In 2014, treadmills accounted for 24,400 injuries across the United States
They say that soreness is a sign of a good workout but pushing yourself to injury is another thing.
An analysis done by ellipticalreviews.com sought to find out what the riskiest exercise and equipment are by looking at emergency room data from the National Electronic Injury Surveillance System (NEISS).
Looking at the number of workout-related emergency room (ER) visits, it found that roughly a third of ER visits involved running and treadmills. Though the injuries involved—shin splints, stress fractures, and runner’s knee—could easily have been avoided with proper pacing, pushing yourself too hard and not doing the proper warm-ups can lead to these injuries. Treadmill injuries can range from simple sprains to broken bones. Stationary bikes and ellipticals-related incidents are also of a similar nature.
Not all of them were related to overuse though; some cases of physical trauma were just accidents. One of the more serious offenders is the medicine ball, which was responsible for seven percent of the cases. Medicine balls are usually thrown over head or slammed against a wall. This is why accidents related to them are usually head injuries, same with jumping rope and pull-up bars.
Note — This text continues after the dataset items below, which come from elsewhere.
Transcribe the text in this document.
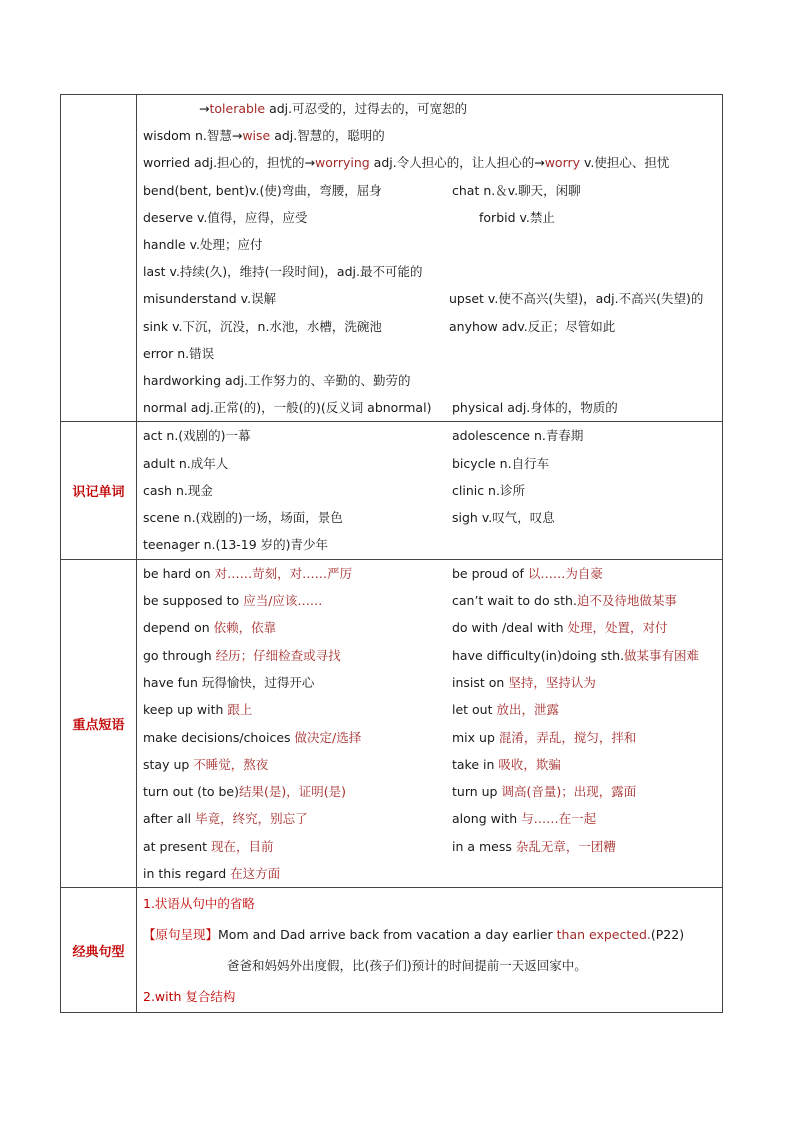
→tolerable adj.可忍受的，过得去的，可宽恕的
wisdom n.智慧→wise adj.智慧的，聪明的
worried adj.担心的，担忧的→worrying adj.令人担心的，让人担心的→worry v.使担心、担忧
bend(bent, bent)v.(使)弯曲，弯腰，屈身	chat n.＆v.聊天，闲聊
deserve v.值得，应得，应受	forbid v.禁止
handle v.处理；应付
last v.持续(久)，维持(一段时间)，adj.最不可能的
misunderstand v.误解	upset v.使不高兴(失望)，adj.不高兴(失望)的
sink v.下沉，沉没，n.水池，水槽，洗碗池	anyhow adv.反正；尽管如此
error n.错误
hardworking adj.工作努力的、辛勤的、勤劳的
normal adj.正常(的)，一般(的)(反义词 abnormal) physical adj.身体的，物质的
识记单词
act n.(戏剧的)一幕	adolescence n.青春期
adult n.成年人	bicycle n.自行车
cash n.现金	clinic n.诊所
scene n.(戏剧的)一场，场面，景色	sigh v.叹气，叹息
teenager n.(13-19 岁的)青少年
重点短语
be hard on 对……苛刻，对……严厉	be proud of 以……为自豪
be supposed to 应当/应该……	can’t wait to do sth.迫不及待地做某事
depend on 依赖，依靠	do with /deal with 处理，处置，对付
go through 经历；仔细检查或寻找	have difficulty(in)doing sth.做某事有困难
have fun 玩得愉快，过得开心	insist on 坚持，坚持认为
keep up with 跟上	let out 放出，泄露
make decisions/choices 做决定/选择	mix up 混淆，弄乱，搅匀，拌和
stay up 不睡觉，熬夜	take in 吸收，欺骗
turn out (to be)结果(是)，证明(是)	turn up 调高(音量)；出现，露面
after all 毕竟，终究，别忘了	along with 与……在一起
at present 现在，目前	in a mess 杂乱无章，一团糟
in this regard 在这方面
经典句型
1.状语从句中的省略
【原句呈现】Mom and Dad arrive back from vacation a day earlier than expected.(P22)
爸爸和妈妈外出度假，比(孩子们)预计的时间提前一天返回家中。
2.with 复合结构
The analysis also identified the neck, lower back, and shoulders as common sources of injury, influenced by a mixture of elements including posture, physical strain, and poor form. Bad form can also get you seriously hurt if you’re exercising with weights.
The only thing that separates your favorite gym equipment from a dangerous machine is yourself. You have to know your limits and have someone with experience be your spotter. Most gyms have resident coaches and trainers to watch over, so make sure you ask for help to avoid improper form.